A majority of the states have reported professional nurse vacancy rates from 12 to over 20 percent. To deal with the professional nurse shortages, health care institutions have closed beds, reduced the volume of elective surgeries, and placed emergency rooms on diversion to attempt to deal with rising nurse vacancies. In many cases, institutions have initiated mandatory overtime or asked staff to remain voluntarily on patient care units after the completion of a scheduled tour of duty. Surveys have indicated that the practice of using mandatory overtime is widespread; however, at times, the stories have been overblown. The use of mandatory overtime has contributed to a negative image of the nursing profession and the characterization of the hospital work environment as overly stressful and unsafe for patients.
Overtime has been defined as the hours worked in excess of an agreed-upon, predetermined, regularly scheduled full-time or part-time work schedule, as determined by contract, established work scheduling practices, policies or procedures. The Institute of Medicine report, Keeping Patients Safe: Transforming the Work Environment of Nurses (IOM, 2003), cautioned that long work hours of some nurses represented one of the most serious threats to patient safety. The Fair Labor Standards Act (FLSA) has defined mandatory overtime as hours worked over 40 per week or over 80 for a two-week period. Mandatory overtime does not include those overtime hours for which workers have volunteered, but the nurse manager must consider the total number of hours a nurse has worked and the effects of fatigue on human performance when making assignments.
In the view of AONE, declining a patient assignment after completion of a regularly scheduled shift will not be deemed as patient abandonment, be grounds for disciplinary action, or result in actions against the nurse.
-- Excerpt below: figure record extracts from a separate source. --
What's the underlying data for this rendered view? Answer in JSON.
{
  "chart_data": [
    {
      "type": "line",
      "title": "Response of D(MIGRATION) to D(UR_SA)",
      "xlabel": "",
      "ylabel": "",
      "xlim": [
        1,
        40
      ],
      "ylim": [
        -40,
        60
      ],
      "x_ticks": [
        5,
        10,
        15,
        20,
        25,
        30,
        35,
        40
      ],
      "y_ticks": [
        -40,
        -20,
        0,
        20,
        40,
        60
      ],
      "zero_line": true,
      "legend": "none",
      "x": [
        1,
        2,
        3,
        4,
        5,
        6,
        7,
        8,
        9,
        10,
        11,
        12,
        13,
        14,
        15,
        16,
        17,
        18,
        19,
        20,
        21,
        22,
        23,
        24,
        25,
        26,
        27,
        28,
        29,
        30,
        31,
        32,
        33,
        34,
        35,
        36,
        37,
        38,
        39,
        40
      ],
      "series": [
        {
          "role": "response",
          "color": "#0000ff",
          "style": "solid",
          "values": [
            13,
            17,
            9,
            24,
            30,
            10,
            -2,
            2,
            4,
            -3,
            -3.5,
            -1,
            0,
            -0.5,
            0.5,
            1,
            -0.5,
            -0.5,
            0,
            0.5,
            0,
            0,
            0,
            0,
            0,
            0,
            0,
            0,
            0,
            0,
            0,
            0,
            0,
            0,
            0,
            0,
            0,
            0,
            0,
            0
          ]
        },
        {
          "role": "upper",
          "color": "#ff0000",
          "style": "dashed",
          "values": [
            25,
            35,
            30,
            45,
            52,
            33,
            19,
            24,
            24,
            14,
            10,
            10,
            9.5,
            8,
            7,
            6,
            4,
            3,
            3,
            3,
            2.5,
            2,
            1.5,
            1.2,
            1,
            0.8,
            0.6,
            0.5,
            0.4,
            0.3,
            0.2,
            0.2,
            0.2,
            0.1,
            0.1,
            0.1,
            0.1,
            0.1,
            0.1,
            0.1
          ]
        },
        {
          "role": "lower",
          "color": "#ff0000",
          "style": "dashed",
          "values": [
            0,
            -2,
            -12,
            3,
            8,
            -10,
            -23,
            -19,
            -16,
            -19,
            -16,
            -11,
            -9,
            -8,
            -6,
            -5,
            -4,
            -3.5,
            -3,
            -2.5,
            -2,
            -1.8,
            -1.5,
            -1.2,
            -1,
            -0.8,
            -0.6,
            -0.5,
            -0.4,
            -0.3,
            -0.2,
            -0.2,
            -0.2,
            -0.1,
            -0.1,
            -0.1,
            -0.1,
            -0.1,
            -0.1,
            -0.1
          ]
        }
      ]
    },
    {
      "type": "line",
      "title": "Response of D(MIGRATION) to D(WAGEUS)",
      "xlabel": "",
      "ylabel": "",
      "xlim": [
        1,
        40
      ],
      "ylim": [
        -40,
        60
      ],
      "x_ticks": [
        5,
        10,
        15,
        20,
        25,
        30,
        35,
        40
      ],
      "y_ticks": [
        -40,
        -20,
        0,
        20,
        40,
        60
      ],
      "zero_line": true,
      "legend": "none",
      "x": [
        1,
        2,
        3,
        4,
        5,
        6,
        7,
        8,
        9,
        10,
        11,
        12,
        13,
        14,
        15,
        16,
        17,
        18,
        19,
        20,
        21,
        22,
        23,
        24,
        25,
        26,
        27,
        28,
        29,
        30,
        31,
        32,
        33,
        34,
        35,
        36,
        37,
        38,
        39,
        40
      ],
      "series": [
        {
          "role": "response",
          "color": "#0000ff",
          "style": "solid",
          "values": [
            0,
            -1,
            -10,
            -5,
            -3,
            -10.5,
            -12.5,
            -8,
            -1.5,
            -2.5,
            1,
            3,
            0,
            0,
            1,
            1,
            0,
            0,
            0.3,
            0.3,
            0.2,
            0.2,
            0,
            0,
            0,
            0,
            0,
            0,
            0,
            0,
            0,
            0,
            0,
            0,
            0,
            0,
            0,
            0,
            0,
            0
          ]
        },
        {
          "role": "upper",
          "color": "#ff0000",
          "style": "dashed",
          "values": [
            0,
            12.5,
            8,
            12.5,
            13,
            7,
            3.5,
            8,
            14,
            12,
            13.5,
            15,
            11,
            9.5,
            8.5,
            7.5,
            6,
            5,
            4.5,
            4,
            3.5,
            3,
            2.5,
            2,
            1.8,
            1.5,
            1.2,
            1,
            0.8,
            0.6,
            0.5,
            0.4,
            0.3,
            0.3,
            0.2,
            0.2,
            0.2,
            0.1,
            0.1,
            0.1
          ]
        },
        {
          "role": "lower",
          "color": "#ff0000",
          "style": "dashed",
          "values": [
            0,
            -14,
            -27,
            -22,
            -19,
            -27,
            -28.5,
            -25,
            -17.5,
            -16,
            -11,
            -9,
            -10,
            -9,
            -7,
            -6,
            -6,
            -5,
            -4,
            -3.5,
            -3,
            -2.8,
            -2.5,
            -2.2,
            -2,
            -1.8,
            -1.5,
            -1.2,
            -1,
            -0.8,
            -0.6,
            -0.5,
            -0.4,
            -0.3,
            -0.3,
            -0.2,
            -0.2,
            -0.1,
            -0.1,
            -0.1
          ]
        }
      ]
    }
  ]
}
AONE does not consider mandatory overtime to include "staffing up" for unseen emergencies, such as mass causalities or snowstorms, or scheduled "on call" time when a nurse may be paged to come into work as defined in his or her job description.
It is the view of AONE that mandatory overtime is the staffing vehicle of last resort, limited to crisis situations that would put patients in danger of not receiving the basic requirements of the safe care that they require.
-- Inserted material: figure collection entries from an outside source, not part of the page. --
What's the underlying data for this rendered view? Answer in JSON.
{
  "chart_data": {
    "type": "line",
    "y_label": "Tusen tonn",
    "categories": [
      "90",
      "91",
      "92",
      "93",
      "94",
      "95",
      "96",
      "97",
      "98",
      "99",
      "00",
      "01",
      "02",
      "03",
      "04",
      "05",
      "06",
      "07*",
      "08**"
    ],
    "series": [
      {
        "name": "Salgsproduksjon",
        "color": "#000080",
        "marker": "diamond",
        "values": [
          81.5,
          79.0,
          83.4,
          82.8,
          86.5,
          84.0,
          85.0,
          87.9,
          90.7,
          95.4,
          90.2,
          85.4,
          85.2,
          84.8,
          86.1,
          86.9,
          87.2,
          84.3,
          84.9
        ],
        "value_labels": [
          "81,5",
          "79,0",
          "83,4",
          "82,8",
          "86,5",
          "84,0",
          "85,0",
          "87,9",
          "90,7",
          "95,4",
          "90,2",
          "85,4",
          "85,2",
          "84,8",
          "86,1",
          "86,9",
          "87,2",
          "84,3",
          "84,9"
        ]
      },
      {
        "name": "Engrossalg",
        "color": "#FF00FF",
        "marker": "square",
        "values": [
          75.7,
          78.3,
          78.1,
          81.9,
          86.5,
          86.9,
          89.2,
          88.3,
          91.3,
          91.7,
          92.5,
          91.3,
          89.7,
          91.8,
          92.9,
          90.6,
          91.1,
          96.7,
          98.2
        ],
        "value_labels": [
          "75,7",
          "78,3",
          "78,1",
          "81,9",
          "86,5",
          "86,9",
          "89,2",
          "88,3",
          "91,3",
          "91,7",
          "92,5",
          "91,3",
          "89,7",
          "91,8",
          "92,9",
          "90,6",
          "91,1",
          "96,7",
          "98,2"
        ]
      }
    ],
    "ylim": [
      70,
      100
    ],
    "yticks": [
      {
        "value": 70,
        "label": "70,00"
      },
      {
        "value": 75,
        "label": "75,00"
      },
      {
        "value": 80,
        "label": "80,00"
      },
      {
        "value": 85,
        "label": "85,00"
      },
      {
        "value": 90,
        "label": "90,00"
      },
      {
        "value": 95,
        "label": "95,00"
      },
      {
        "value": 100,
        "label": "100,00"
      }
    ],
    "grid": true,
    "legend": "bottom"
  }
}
AONE believes that all health care delivery organizations, working in conjunction with the nurse executive and his or her nurse managers, are responsible for the monitoring of staffing as it relates to patient safety, actual or potential patient outcomes, and the quality of the work environment. Every effort must be made on the part of these organizations and the nurse management team to develop staffing plans based on the consideration of such factors as patient acuity and volume, the experience level of the nursing staff, the layout of the unit, the relationships and availability of physician staff and the needs of the patients and the nursing staff.
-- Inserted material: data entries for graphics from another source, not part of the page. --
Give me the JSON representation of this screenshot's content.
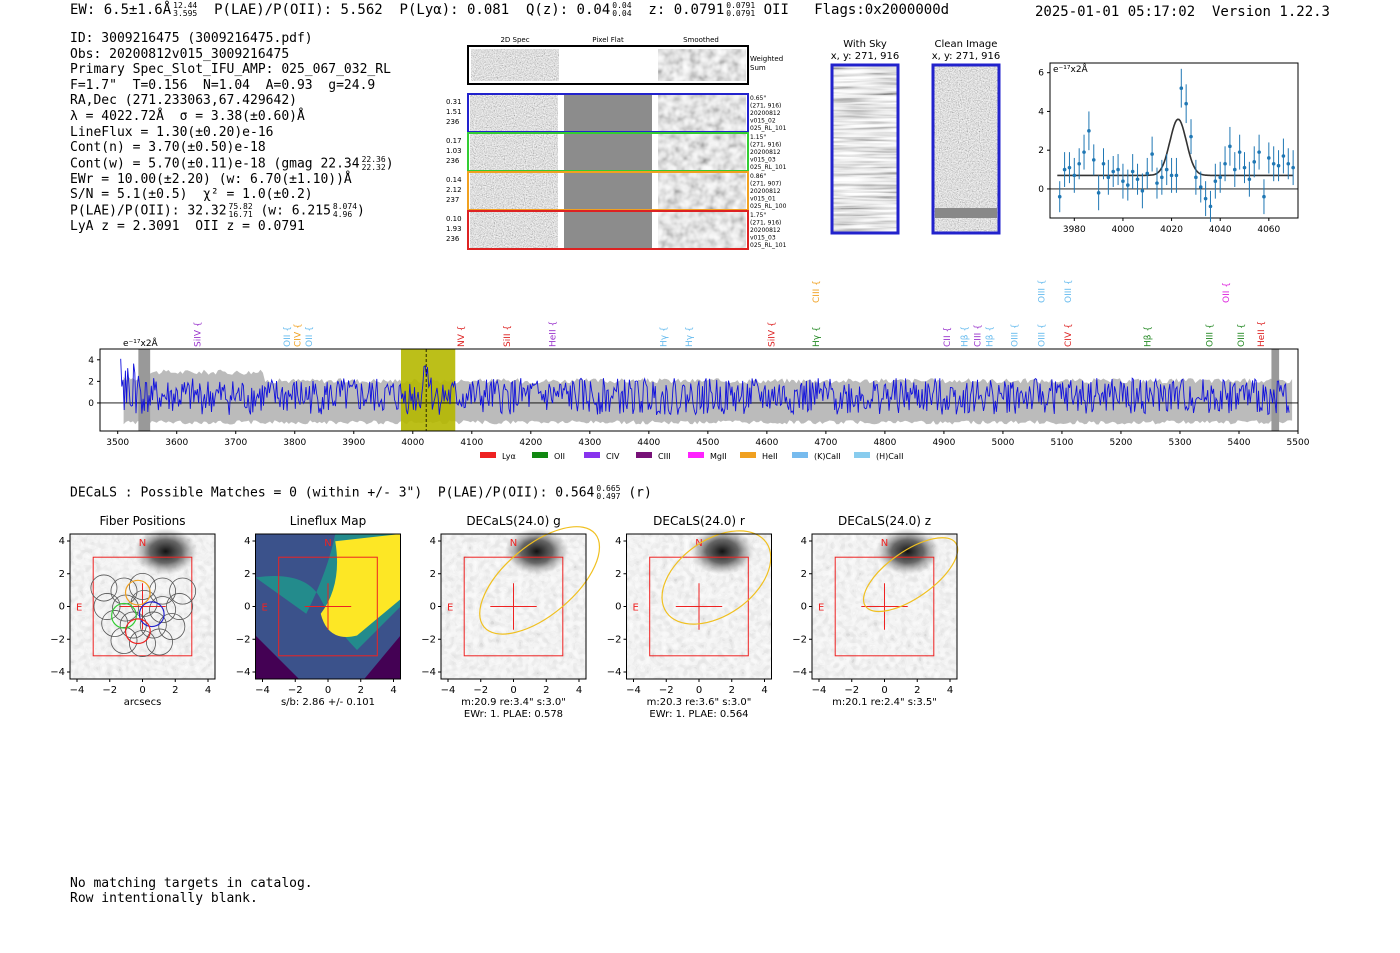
{
  "header": {
    "ew": "EW: 6.5±1.6Å",
    "ew_hi": "12.44",
    "ew_lo": "3.595",
    "plae_poii": "P(LAE)/P(OII): 5.562",
    "plya": "P(Lyα): 0.081",
    "qz": "Q(z): 0.04",
    "qz_hi": "0.04",
    "qz_lo": "0.04",
    "z": "z: 0.0791",
    "z_hi": "0.0791",
    "z_lo": "0.0791",
    "z_line": "OII",
    "flags": "Flags:0x2000000d",
    "timestamp": "2025-01-01 05:17:02  Version 1.22.3"
  },
  "info": {
    "id": "ID: 3009216475 (3009216475.pdf)",
    "obs": "Obs: 20200812v015_3009216475",
    "slot": "Primary Spec_Slot_IFU_AMP: 025_067_032_RL",
    "fit": "F=1.7\"  T=0.156  N=1.04  A=0.93  g=24.9",
    "radec": "RA,Dec (271.233063,67.429642)",
    "lambda": "λ = 4022.72Å  σ = 3.38(±0.60)Å",
    "lineflux": "LineFlux = 1.30(±0.20)e-16",
    "contn": "Cont(n) = 3.70(±0.50)e-18",
    "contw": "Cont(w) = 5.70(±0.11)e-18 (gmag 22.34",
    "contw_hi": "22.36",
    "contw_lo": "22.32",
    "ewr": "EWr = 10.00(±2.20) (w: 6.70(±1.10))Å",
    "sn": "S/N = 5.1(±0.5)  χ² = 1.0(±0.2)",
    "plae": "P(LAE)/P(OII): 32.32",
    "plae_hi": "75.82",
    "plae_lo": "16.71",
    "plae_w": "(w: 6.215",
    "plae_w_hi": "8.074",
    "plae_w_lo": "4.96",
    "lya_z": "LyA z = 2.3091  OII z = 0.0791"
  },
  "cutouts": {
    "col_2d": "2D Spec",
    "col_flat": "Pixel Flat",
    "col_smooth": "Smoothed",
    "weighted": "Weighted",
    "sum": "Sum",
    "rows": [
      {
        "l1": "0.31",
        "l2": "1.51",
        "l3": "236",
        "r1": "0.65\"",
        "r2": "(271, 916)",
        "r3": "20200812",
        "r4": "v015_02",
        "r5": "025_RL_101",
        "color": "#2222cc"
      },
      {
        "l1": "0.17",
        "l2": "1.03",
        "l3": "236",
        "r1": "1.15\"",
        "r2": "(271, 916)",
        "r3": "20200812",
        "r4": "v015_03",
        "r5": "025_RL_101",
        "color": "#33cc33"
      },
      {
        "l1": "0.14",
        "l2": "2.12",
        "l3": "237",
        "r1": "0.86\"",
        "r2": "(271, 907)",
        "r3": "20200812",
        "r4": "v015_01",
        "r5": "025_RL_100",
        "color": "#f0a020"
      },
      {
        "l1": "0.10",
        "l2": "1.93",
        "l3": "236",
        "r1": "1.75\"",
        "r2": "(271, 916)",
        "r3": "20200812",
        "r4": "v015_03",
        "r5": "025_RL_101",
        "color": "#dd2222"
      }
    ],
    "with_sky": "With Sky",
    "with_sky_xy": "x, y: 271, 916",
    "clean": "Clean Image",
    "clean_xy": "x, y: 271, 916"
  },
  "chart_data": [
    {
      "type": "scatter",
      "name": "line-fit",
      "ylabel": "e⁻¹⁷x2Å",
      "xlim": [
        3970,
        4072
      ],
      "ylim": [
        -1.5,
        6.5
      ],
      "xticks": [
        3980,
        4000,
        4020,
        4040,
        4060
      ],
      "yticks": [
        0,
        2,
        4,
        6
      ],
      "fit": {
        "center": 4022.7,
        "sigma": 3.38,
        "amplitude": 2.9,
        "continuum": 0.7
      },
      "x": [
        3974,
        3976,
        3978,
        3980,
        3982,
        3984,
        3986,
        3988,
        3990,
        3992,
        3994,
        3996,
        3998,
        4000,
        4002,
        4004,
        4006,
        4008,
        4010,
        4012,
        4014,
        4016,
        4018,
        4020,
        4022,
        4024,
        4026,
        4028,
        4030,
        4032,
        4034,
        4036,
        4038,
        4040,
        4042,
        4044,
        4046,
        4048,
        4050,
        4052,
        4054,
        4056,
        4058,
        4060,
        4062,
        4064,
        4066,
        4068,
        4070
      ],
      "y": [
        -0.4,
        1.0,
        1.1,
        0.7,
        1.3,
        1.9,
        3.0,
        1.5,
        -0.2,
        1.3,
        0.6,
        0.9,
        1.0,
        0.4,
        0.2,
        0.9,
        0.5,
        -0.1,
        0.8,
        1.8,
        0.3,
        0.6,
        1.0,
        0.7,
        0.7,
        5.2,
        4.4,
        2.7,
        0.6,
        0.1,
        -0.5,
        -0.9,
        0.4,
        0.6,
        1.3,
        2.2,
        1.0,
        1.9,
        1.1,
        0.5,
        1.4,
        1.9,
        -0.4,
        1.6,
        1.3,
        1.2,
        1.7,
        1.3,
        1.1
      ],
      "yerr": [
        0.8,
        0.9,
        0.8,
        0.9,
        0.8,
        0.9,
        1.0,
        0.8,
        0.9,
        0.8,
        0.9,
        0.8,
        0.8,
        0.9,
        0.8,
        0.9,
        0.8,
        0.9,
        0.8,
        0.9,
        0.8,
        0.9,
        0.8,
        0.9,
        0.9,
        1.0,
        1.0,
        0.9,
        0.9,
        0.8,
        0.9,
        0.8,
        0.9,
        0.8,
        0.9,
        1.0,
        0.9,
        0.9,
        0.8,
        0.9,
        0.8,
        0.9,
        0.9,
        0.8,
        0.9,
        0.8,
        0.9,
        0.8,
        0.9
      ]
    },
    {
      "type": "line",
      "name": "full-spectrum",
      "ylabel": "e⁻¹⁷x2Å",
      "xlim": [
        3470,
        5500
      ],
      "ylim": [
        -2.6,
        5.0
      ],
      "xticks": [
        3500,
        3600,
        3700,
        3800,
        3900,
        4000,
        4100,
        4200,
        4300,
        4400,
        4500,
        4600,
        4700,
        4800,
        4900,
        5000,
        5100,
        5200,
        5300,
        5400,
        5500
      ],
      "yticks": [
        0,
        2,
        4
      ],
      "highlight_band": [
        3980,
        4072
      ],
      "emission_line": 4022.7,
      "line_markers": [
        {
          "label": "SiIV",
          "x": 3635,
          "color": "#9933cc",
          "row": 0
        },
        {
          "label": "OII",
          "x": 3787,
          "color": "#66bbee",
          "row": 0
        },
        {
          "label": "CIV",
          "x": 3805,
          "color": "#f0a020",
          "row": 0
        },
        {
          "label": "OII",
          "x": 3824,
          "color": "#66bbee",
          "row": 0
        },
        {
          "label": "NV",
          "x": 4082,
          "color": "#dd2222",
          "row": 0
        },
        {
          "label": "SiII",
          "x": 4160,
          "color": "#dd2222",
          "row": 0
        },
        {
          "label": "HeII",
          "x": 4237,
          "color": "#9933cc",
          "row": 0
        },
        {
          "label": "Hγ",
          "x": 4425,
          "color": "#66bbee",
          "row": 0
        },
        {
          "label": "Hγ",
          "x": 4468,
          "color": "#66bbee",
          "row": 0
        },
        {
          "label": "SiIV",
          "x": 4608,
          "color": "#dd2222",
          "row": 0
        },
        {
          "label": "Hγ",
          "x": 4683,
          "color": "#228822",
          "row": 0
        },
        {
          "label": "CIII",
          "x": 4683,
          "color": "#f0a020",
          "row": 1
        },
        {
          "label": "CII",
          "x": 4905,
          "color": "#9933cc",
          "row": 0
        },
        {
          "label": "Hβ",
          "x": 4935,
          "color": "#66bbee",
          "row": 0
        },
        {
          "label": "CIII",
          "x": 4957,
          "color": "#9933cc",
          "row": 0
        },
        {
          "label": "Hβ",
          "x": 4977,
          "color": "#66bbee",
          "row": 0
        },
        {
          "label": "OIII",
          "x": 5020,
          "color": "#66bbee",
          "row": 0
        },
        {
          "label": "OIII",
          "x": 5065,
          "color": "#66bbee",
          "row": 0
        },
        {
          "label": "OIII",
          "x": 5065,
          "color": "#66bbee",
          "row": 1
        },
        {
          "label": "OIII",
          "x": 5110,
          "color": "#66bbee",
          "row": 1
        },
        {
          "label": "CIV",
          "x": 5110,
          "color": "#dd2222",
          "row": 0
        },
        {
          "label": "Hβ",
          "x": 5245,
          "color": "#228822",
          "row": 0
        },
        {
          "label": "OIII",
          "x": 5350,
          "color": "#228822",
          "row": 0
        },
        {
          "label": "OIII",
          "x": 5403,
          "color": "#228822",
          "row": 0
        },
        {
          "label": "HeII",
          "x": 5437,
          "color": "#dd2222",
          "row": 0
        },
        {
          "label": "OII",
          "x": 5378,
          "color": "#dd22dd",
          "row": 1
        }
      ],
      "legend": [
        {
          "label": "Lyα",
          "color": "#ee2222"
        },
        {
          "label": "OII",
          "color": "#118811"
        },
        {
          "label": "CIV",
          "color": "#8833ee"
        },
        {
          "label": "CIII",
          "color": "#771177"
        },
        {
          "label": "MgII",
          "color": "#ff22ff"
        },
        {
          "label": "HeII",
          "color": "#f0a020"
        },
        {
          "label": "(K)CaII",
          "color": "#77bbee"
        },
        {
          "label": "(H)CaII",
          "color": "#88ccee"
        }
      ]
    }
  ],
  "decals": {
    "summary": "DECaLS : Possible Matches = 0 (within +/- 3\")  P(LAE)/P(OII): 0.564",
    "summary_hi": "0.665",
    "summary_lo": "0.497",
    "summary_band": "(r)",
    "panels": [
      {
        "title": "Fiber Positions",
        "cap1": "arcsecs",
        "cap2": ""
      },
      {
        "title": "Lineflux Map",
        "cap1": "s/b: 2.86 +/- 0.101",
        "cap2": ""
      },
      {
        "title": "DECaLS(24.0) g",
        "cap1": "m:20.9  re:3.4\"  s:3.0\"",
        "cap2": "EWr: 1. PLAE: 0.578"
      },
      {
        "title": "DECaLS(24.0) r",
        "cap1": "m:20.3  re:3.6\"  s:3.0\"",
        "cap2": "EWr: 1. PLAE: 0.564"
      },
      {
        "title": "DECaLS(24.0) z",
        "cap1": "m:20.1  re:2.4\"  s:3.5\"",
        "cap2": ""
      }
    ],
    "axis_ticks": [
      "−4",
      "−2",
      "0",
      "2",
      "4"
    ],
    "north": "N",
    "east": "E"
  },
  "footer": {
    "line1": "No matching targets in catalog.",
    "line2": "Row intentionally blank."
  }
}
Ultimately, it is the individual nurse who must be accountable to assess his or her ability, within the parameters of one's physical, mental and emotional state, to either accept or decline extra hours as a competent and safe care provider at the patient side.
AONE is opposed to legislation prohibiting the use of mandatory overtime at both the state and federal level with regard to the registered professional nurse. It is the view of AONE that the issue is best addressed within the institutional setting. Mandatory overtime is but one aspect of the nursing shortage and its usage should be monitored and tracked.
American Organization of Nurse Executives. 2000. Perspectives on the Nursing Shortage: A Blueprint for Action. Chicago, IL: AONE.
Institute of Medicine. 2003. Keeping Patients Safe: Transforming the Work Environment of Nurses. Washington, DC: National Academies Press.